The SRA found that in March 2023, one of the firm’s creditors served a winding-up petition, yet Mr Hardwick did not inform the regulator, even while the investigation was ongoing.

The omission came to light only after a third party notified the SRA on 27 April 2023. Mr Hardwick’s subsequent witness statement, prepared for the winding-up hearing, revealed that the firm had transferred client files and funds to other firms and that it was set to enter administration — none of which had been previously disclosed to the SRA.

High Street Solicitors entered administration on 5 June 2023 and was later succeeded by Angelus Law Limited, another licensed body co-owned by Mr Hardwick. Less than a year later, in April 2024, the SRA intervened into Angelus Law as well.

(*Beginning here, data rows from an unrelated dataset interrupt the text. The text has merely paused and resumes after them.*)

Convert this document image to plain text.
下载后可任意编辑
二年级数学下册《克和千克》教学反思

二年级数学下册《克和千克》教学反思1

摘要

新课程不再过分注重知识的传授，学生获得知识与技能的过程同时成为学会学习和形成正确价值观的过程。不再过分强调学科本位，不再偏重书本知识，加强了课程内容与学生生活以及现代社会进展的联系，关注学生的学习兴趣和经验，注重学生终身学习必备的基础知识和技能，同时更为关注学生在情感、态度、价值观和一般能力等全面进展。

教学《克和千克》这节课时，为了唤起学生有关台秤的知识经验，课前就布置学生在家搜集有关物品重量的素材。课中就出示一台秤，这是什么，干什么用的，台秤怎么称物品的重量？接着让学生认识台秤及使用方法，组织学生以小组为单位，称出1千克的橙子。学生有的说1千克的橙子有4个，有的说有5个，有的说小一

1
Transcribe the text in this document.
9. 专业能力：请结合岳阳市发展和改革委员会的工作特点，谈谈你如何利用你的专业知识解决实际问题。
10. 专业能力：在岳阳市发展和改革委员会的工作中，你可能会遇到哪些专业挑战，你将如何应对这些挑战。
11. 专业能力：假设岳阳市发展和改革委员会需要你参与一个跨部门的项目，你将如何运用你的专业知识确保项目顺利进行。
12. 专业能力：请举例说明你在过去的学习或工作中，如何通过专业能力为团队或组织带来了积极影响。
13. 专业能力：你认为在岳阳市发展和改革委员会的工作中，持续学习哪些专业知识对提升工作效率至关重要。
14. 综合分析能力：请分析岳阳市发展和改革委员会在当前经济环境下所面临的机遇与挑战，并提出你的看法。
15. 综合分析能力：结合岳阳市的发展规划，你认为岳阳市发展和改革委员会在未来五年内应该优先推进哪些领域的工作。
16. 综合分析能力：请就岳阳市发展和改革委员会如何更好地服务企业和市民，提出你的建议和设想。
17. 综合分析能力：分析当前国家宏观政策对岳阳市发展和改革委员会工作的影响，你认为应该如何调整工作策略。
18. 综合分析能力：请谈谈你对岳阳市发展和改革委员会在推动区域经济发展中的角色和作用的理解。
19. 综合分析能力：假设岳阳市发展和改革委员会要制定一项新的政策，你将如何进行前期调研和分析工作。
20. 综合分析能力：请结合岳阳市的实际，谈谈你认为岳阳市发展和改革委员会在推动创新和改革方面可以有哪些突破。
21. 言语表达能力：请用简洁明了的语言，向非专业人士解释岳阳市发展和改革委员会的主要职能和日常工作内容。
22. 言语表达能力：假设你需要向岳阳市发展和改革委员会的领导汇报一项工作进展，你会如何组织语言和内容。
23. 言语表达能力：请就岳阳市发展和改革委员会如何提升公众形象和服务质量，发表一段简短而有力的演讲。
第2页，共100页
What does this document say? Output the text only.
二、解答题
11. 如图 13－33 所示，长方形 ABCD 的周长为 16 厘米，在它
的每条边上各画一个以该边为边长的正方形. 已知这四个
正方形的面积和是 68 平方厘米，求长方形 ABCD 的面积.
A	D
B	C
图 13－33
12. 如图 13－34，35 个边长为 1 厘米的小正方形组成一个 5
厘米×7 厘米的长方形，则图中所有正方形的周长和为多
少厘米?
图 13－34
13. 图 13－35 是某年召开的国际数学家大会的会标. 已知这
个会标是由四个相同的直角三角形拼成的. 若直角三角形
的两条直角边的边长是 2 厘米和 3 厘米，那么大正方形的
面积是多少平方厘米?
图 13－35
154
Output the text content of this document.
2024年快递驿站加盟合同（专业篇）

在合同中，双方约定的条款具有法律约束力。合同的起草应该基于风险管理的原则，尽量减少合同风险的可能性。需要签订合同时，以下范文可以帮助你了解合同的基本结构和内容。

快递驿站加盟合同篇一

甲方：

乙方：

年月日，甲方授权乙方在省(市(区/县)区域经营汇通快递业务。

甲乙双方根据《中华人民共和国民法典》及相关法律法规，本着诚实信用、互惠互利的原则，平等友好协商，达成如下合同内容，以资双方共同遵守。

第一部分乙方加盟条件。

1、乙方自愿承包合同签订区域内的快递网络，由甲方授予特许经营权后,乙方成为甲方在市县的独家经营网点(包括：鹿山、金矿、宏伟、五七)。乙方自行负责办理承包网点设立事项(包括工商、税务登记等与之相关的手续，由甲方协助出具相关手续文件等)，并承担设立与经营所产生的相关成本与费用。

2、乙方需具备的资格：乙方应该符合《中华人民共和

The regulator concluded that Mr Hardwick’s actions breached Principles 2 and 5 of the SRA Principles 2019, which require individuals to uphold public trust and act with integrity, as well as Paragraphs 3.2 and 8.1 of the SRA Code of Conduct for Firms, relating to cooperation with regulators and managerial responsibility.

The SRA said Mr Hardwick intentionally failed to disclose relevant information, adding that his conduct “posed a risk to public confidence in the solicitors’ profession and in legal services provided by authorised persons.”

As a result, the SRA imposed a Section 99 disqualification order under the Legal Services Act 2007, permanently prohibiting Mr Hardwick from working in any SRA-regulated capacity. The order bars him from serving as Head of Legal Practice, Head of Finance and Administration, manager, or employee of any licensed body without the regulator’s prior written consent.

In addition to the disqualification, Mr Hardwick was ordered to pay £600 in investigation costs.

The SRA described the decision as proportionate given the seriousness of the misconduct and the potential impact on public confidence in the legal sector. The regulator noted that Mr Hardwick’s failure to cooperate fully with investigators — particularly during a period when the firm was facing insolvency — represented a clear breach of his regulatory obligations as a firm manager.

The case underscores the regulator’s firm stance on transparency, integrity, and accountability, particularly where law firm leaders conceal material information about financial distress or client matters.